Dax comes off looking best of the series regulars, but her scientific genius first in figuring out that Vantika has transferred his consciousness and then in setting up a means for Bashir to regain control over his body gets cloaked in so much technobabble that I can’t begin to summarize either how Vantika took over Bashir’s brain or why an electromagnetic pulse shot at a spaceship interfered with the possession.
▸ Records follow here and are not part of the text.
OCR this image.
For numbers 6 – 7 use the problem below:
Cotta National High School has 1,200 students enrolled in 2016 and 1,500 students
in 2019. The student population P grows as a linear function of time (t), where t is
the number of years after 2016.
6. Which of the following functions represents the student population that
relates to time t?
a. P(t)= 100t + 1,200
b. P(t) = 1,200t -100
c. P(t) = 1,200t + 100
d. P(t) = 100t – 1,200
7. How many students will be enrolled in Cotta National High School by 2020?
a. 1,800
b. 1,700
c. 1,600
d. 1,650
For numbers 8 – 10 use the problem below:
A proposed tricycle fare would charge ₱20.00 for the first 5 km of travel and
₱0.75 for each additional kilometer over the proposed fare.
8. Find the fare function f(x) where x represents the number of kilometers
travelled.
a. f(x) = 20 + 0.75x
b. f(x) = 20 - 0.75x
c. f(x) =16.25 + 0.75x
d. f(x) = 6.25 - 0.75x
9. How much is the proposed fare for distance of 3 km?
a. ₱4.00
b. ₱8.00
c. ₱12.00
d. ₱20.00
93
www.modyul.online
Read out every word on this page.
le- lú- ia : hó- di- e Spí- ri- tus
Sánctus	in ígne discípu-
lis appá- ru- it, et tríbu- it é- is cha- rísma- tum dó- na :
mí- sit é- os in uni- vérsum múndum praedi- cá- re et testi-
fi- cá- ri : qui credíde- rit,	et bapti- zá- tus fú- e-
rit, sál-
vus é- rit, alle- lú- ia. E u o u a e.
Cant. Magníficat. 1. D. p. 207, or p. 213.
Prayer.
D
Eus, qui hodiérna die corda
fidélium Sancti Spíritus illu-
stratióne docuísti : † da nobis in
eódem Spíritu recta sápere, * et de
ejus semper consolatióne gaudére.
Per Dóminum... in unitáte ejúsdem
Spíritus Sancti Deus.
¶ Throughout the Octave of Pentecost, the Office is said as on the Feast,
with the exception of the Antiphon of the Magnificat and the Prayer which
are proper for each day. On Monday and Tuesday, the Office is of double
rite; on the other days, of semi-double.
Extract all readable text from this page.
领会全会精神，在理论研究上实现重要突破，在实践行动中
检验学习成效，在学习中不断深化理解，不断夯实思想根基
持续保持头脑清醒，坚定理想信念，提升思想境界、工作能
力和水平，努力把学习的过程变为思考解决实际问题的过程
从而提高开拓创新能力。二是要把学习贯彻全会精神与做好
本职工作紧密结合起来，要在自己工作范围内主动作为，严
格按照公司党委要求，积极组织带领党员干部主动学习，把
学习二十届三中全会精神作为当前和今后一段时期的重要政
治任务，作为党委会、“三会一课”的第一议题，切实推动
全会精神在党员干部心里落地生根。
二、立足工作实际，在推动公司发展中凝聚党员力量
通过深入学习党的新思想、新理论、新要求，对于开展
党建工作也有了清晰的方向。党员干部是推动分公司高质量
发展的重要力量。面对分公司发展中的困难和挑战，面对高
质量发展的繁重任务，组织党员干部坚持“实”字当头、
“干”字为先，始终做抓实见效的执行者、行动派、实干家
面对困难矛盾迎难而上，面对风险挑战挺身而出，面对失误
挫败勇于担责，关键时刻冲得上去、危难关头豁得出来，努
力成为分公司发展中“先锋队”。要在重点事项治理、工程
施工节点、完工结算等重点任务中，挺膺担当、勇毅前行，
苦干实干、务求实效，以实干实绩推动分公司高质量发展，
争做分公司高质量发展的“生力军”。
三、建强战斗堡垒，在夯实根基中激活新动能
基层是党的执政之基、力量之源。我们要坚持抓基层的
It was more fun when Spock simply stuck his katra in McCoy without any explanation; sometimes a scientific revelation energizes a story, but in this case all the jargon slows down the pace. “The Passenger” would have done well to incorporate B plot, maybe something witty about how Quark recruited his accomplices and how he too is often in over his head – a common theme for nearly everyone, since the episode starts with Bashir bragging about his talents and Odo insisting he doesn’t need any help from Starfleet. Apart from expecting a dead man to stay dead, Quark’s only real mistake in the episode is thinking that Dax might be romantically interested in him. We get handed some red herrings – when Odo tells Kajada that computer access is restricted to himself, Primmin, Sisko, and Kira, it sure seems to me like we’re supposed to suspect the red-shirt in that bunch – but we don’t really get any sly hints of Bashir’s brain takeover until he starts stealing runabouts and killing people. It would be nice to see him growing up and learning from his experiences instead of getting banged around and waking up the same person for so long.
This was another episode that would show that Bashir being genetically enhanced was DS9’s biggest continuity problem. This being one of the early season eps that has Julian being very boastful about himself, which is exactly the opposite of what an enhanced human would be doing to hide his secret as he said he did in “Dr. Bashir I Presume”.